Purpose
Current top-down literacy reform mandates have reenergized attention to professional development (PD) outcomes. Still, questions remain about why English teachers struggle to apply their learning. Refocusing attention on understanding the complex yet critical relationship between professional development (PD) facilitators and teachers offers one explanation.
Design/methodology/approach
Using a telling case from an interactional ethnography, this paper illustrates how through their language-in-use teachers and facilitators can productively resolve conflicts that, if left unaddressed, can prevent teachers from acting on their professional learning.
Findings
A set of discursive moves – flagging, naming, soliciting and processing – provide a toolkit for surfacing and successfully resolving conflict in PD interactions.

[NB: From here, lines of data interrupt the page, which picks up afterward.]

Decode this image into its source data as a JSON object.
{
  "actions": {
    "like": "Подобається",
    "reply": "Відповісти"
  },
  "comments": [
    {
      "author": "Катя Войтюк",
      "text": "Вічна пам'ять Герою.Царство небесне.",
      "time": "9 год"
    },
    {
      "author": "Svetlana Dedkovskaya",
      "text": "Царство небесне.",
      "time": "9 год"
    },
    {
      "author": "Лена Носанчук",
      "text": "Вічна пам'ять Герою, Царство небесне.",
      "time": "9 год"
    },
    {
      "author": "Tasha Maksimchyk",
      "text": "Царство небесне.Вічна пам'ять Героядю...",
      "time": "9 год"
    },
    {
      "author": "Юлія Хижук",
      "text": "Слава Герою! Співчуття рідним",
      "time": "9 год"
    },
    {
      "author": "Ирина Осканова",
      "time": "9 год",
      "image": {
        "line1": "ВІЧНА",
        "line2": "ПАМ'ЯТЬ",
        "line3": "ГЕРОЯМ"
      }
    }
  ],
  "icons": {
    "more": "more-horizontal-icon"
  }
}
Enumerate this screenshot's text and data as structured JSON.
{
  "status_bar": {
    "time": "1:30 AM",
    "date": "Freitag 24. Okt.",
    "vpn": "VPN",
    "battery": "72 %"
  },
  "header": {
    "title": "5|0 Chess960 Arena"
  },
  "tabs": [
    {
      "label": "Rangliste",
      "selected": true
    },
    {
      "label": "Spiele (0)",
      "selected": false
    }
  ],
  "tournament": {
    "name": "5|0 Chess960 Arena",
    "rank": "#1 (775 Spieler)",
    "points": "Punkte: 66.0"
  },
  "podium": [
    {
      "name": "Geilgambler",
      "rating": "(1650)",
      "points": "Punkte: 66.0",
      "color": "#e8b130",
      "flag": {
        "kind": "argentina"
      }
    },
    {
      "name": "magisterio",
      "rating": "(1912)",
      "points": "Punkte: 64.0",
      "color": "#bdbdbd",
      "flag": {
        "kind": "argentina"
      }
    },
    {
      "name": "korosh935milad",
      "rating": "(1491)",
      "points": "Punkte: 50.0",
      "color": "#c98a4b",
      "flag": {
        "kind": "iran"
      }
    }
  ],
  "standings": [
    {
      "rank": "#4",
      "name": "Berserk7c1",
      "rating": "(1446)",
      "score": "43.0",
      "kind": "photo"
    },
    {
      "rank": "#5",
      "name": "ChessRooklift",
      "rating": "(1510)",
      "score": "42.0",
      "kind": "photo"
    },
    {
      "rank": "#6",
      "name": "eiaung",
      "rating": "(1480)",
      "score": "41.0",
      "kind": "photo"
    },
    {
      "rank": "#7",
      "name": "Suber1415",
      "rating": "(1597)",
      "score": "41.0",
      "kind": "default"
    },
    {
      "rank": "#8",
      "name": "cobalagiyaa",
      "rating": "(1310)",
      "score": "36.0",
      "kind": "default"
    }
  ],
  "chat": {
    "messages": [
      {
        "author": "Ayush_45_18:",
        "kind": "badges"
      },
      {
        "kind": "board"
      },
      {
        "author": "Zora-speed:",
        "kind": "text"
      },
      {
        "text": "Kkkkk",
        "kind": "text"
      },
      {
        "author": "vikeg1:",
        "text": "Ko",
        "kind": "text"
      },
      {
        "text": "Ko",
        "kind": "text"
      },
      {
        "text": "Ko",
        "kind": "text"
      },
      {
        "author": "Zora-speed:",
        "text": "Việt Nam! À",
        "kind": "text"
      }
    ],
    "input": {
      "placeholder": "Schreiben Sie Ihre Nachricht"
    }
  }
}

Research limitations/implications
These moves offer a way of prioritizing the importance of teacher–facilitator relationships in future research aimed at addressing the longstanding conundrum of how best to support English teachers’ ongoing professional learning.
Practical implications
Teaching facilitators and teachers how to collaboratively address inevitable conflicts offers a needed intervention in supporting both teacher and facilitator learning.
Originality/value
Previous research has affirmed that facilitators, like teachers, need support for navigating the complexity of professional learning interactions. This paper offers a language for uncovering why teacher–facilitator interactions can be so challenging for teachers and facilitators as well as ways of responding productively in-the-moment. It contributes to a more capacious understanding of how these relationships shape diverse English teacher learning.